Government set up to tax, spend
Published: October 11, 2009
We have two major political parties in our country, Republicans and Democrats. For our government to work reasonably well, both parties need to behave, have a reasonable grip on reality and actually have an interest in governing responsively to meet the challenges of a changing world.
Responsible governance cannot be based on a handful of words and catch phrases, while ignoring the complexity of an evolving world. For one party to repeatedly characterize the other as “those tax and spend Democrats” and to proclaim that “there is no such thing as a bad tax cut” trivializes the mission of government.
It may disturb the modern Republican Party to no end, but the basic functions government has are to tax and spend. This is a realistic definition of government: that which taxes and spends.

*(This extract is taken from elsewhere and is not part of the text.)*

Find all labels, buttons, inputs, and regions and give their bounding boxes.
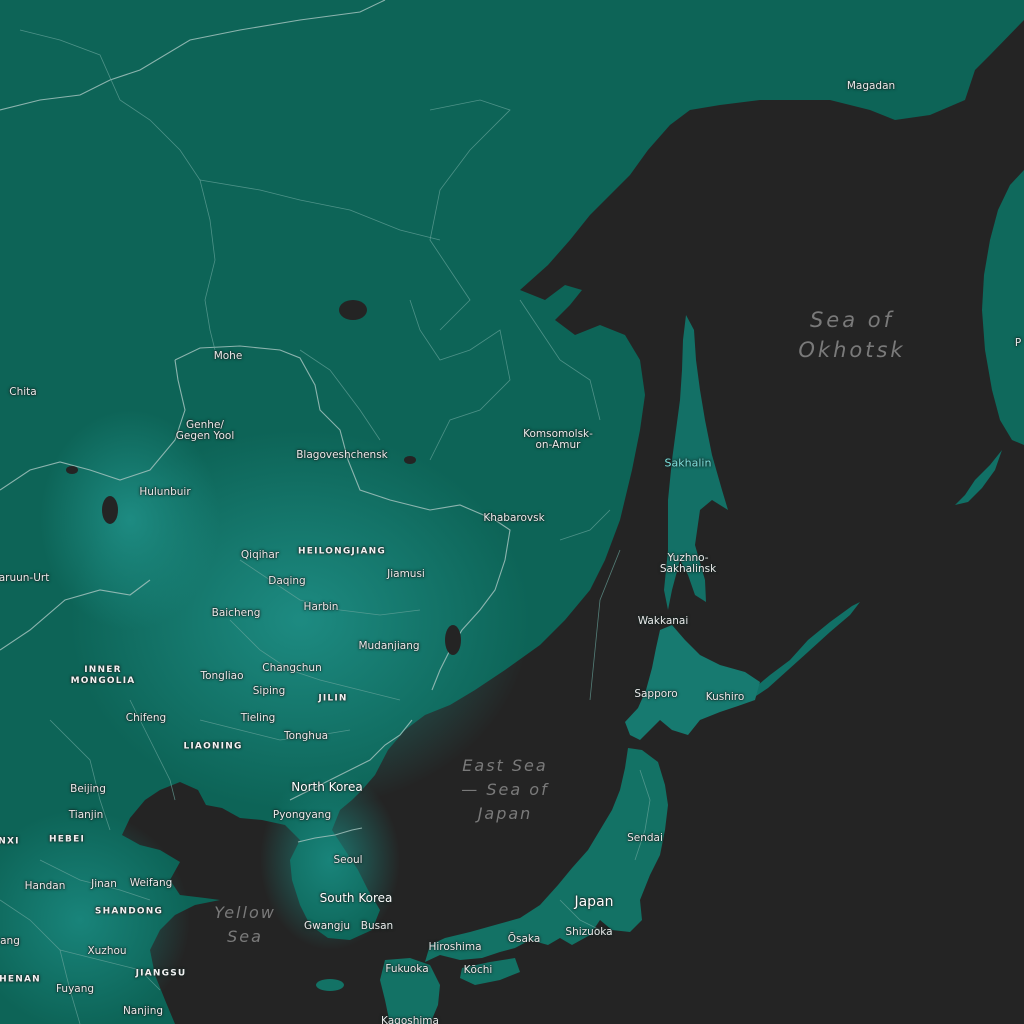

We may argue about how government taxes (income, sales, property, progressive or regressive) and about what it spends on (health care, defense, roads, lawmaking and enforcement), but it always boils down to the same fundamental actions: Government taxes and government spends. To label taxation as an obscenity, only associated with the other party, is to ignore the realities of sound economics and responsible governance.
This national tax phobia, driven by Republican politics and sloganeering, is reflected in our still unfolding recession and economic crisis. The idea that we can be wealthier through financial manipulation and irresponsible borrowing is at the core of the worst financial crisis since the Depression. Real wealth only comes from real work, actual production and responsible behavior, not from making bad loans and borrowing beyond all reason.
To continually tell the American people that they can have adequate government without adequate taxation is not responsible, hard work, honest or productive of a better standard of living for our country. “I hate taxes, you should too” might win elections but it certainly is not responsible leadership.
Until both of our political parties are willing to talk about adequate taxation to pay for adequate government, we’ll be doomed to live an economic fantasy that 10 million unemployed Americans would more likely call a nightmare.
Adequate taxation for adequate government is a responsibility that both Democratic and Republican leaders must accept if they choose to lead, rather than pander for the voter’s approval.